Good to have VP here, cuz I never checked the date on the OP...I still stand by what I said though. Dang, I haven't even had a beverage yet either.


----------



## Seal2010

The apartment market is never fun! But in my area it is the only thing keeping my head above the water.


----------



## jmda

I recently started working for an individual who owns 75 units. We were fortunate to find a price that works for both of us. I make a little and they get it done quickly and professionally. They don't have a ton of turn over, so we are not painting for them every week.

It is fill in work and I am very grateful to get it, especially this time of year.

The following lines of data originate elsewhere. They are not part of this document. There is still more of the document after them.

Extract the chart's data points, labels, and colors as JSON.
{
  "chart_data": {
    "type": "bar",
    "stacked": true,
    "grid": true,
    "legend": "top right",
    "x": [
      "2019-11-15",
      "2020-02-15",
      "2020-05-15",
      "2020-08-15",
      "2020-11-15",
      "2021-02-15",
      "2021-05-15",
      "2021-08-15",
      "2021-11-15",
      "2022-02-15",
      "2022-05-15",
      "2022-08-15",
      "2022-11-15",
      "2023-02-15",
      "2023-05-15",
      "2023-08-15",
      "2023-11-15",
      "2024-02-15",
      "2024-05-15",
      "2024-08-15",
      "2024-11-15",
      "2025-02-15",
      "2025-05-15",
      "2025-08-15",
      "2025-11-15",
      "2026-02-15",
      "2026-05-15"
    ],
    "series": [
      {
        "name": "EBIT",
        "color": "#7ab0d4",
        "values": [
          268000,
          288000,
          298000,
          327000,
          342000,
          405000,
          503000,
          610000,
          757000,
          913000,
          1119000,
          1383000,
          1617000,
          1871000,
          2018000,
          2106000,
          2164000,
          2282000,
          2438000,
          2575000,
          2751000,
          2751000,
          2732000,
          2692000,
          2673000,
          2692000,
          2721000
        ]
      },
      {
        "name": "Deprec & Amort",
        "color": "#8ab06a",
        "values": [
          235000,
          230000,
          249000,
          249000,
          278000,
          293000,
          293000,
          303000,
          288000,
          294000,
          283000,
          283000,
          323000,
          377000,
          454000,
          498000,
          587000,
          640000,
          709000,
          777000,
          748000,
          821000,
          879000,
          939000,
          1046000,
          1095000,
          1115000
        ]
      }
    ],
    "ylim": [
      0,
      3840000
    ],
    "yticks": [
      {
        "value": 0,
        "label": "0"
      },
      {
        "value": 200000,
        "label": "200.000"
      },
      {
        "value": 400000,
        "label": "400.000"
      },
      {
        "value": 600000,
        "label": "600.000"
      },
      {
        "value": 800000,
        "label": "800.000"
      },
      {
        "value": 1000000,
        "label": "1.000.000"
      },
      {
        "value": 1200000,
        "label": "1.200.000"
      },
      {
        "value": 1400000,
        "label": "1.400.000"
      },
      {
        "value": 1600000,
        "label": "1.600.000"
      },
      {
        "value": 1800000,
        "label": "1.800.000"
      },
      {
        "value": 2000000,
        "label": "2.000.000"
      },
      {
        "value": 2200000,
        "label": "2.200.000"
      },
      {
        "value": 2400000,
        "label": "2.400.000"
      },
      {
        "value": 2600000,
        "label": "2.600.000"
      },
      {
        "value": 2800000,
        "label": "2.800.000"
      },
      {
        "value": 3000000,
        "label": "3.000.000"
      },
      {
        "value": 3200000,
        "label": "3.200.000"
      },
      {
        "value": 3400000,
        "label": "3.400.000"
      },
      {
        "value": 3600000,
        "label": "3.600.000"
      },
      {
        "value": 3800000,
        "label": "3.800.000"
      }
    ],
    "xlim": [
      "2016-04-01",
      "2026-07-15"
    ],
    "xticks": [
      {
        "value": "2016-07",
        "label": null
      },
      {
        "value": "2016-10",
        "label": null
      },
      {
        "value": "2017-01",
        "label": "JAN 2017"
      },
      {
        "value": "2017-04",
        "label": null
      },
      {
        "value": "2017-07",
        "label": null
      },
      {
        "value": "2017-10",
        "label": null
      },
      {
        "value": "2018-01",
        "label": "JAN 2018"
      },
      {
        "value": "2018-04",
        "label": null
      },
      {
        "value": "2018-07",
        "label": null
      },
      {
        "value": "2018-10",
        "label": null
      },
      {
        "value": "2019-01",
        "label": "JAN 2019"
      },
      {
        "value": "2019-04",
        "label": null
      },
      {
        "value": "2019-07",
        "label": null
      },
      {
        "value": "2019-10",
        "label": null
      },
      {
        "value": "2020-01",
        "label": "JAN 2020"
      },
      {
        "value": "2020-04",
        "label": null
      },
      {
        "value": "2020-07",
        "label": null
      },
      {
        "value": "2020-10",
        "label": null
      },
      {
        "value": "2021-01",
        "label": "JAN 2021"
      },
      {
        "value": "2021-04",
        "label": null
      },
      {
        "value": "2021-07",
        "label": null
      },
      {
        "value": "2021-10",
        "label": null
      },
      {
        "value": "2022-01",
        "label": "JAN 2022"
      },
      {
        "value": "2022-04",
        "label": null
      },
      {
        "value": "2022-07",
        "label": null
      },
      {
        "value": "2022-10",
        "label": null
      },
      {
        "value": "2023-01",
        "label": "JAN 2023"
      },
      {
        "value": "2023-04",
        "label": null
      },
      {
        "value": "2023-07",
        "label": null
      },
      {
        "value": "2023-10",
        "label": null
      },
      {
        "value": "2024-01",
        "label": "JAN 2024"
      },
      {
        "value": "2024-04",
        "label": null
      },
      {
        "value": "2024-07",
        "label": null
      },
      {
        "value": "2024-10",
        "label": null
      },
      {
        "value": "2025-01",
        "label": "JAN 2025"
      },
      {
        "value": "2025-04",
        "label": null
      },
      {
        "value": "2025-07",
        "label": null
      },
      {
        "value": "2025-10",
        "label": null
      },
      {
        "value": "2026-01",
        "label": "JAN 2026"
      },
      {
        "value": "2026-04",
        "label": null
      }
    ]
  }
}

If I were bidding for a lot of apartment work that would be more consistent, I would have to look at my business and where I want to go with it. I could always hire a crew of so so painters that always do the apartment work. Then I could focus on other things. It would have to be worth it.


----------



## jdp2012

This is a very old thread. Too bad no one really could help the guy out.


----------



## RPS

I wonder what happened? Probably got tired of waiting to get paid. Or maybe he hooked up with one of the tenants. :hang:


----------



## Metro M & L

Average house repaint is 4-6k and up in my area.

Average apartment repaint is 150.00.

You have to paint 45-60 apartments in a week or 1 fing house. Me and a helper can paint a house in a week. Often I can do it myself in that time. That works out to an apartment every 2 hours or less to stay at a 40 hour week. 

Now I've painted apartments this way and that. Spray or brush and roll. Touch up some areas and try to fake it. I've read threads where a 3 man crew can knock one out in an hour and some change. Which pushes labor on the unit to about 4-5 hours. 

Working your ass off for peanuts. You really are better off flipping burgers; at least they are required by law to give you a break every two hours.


----------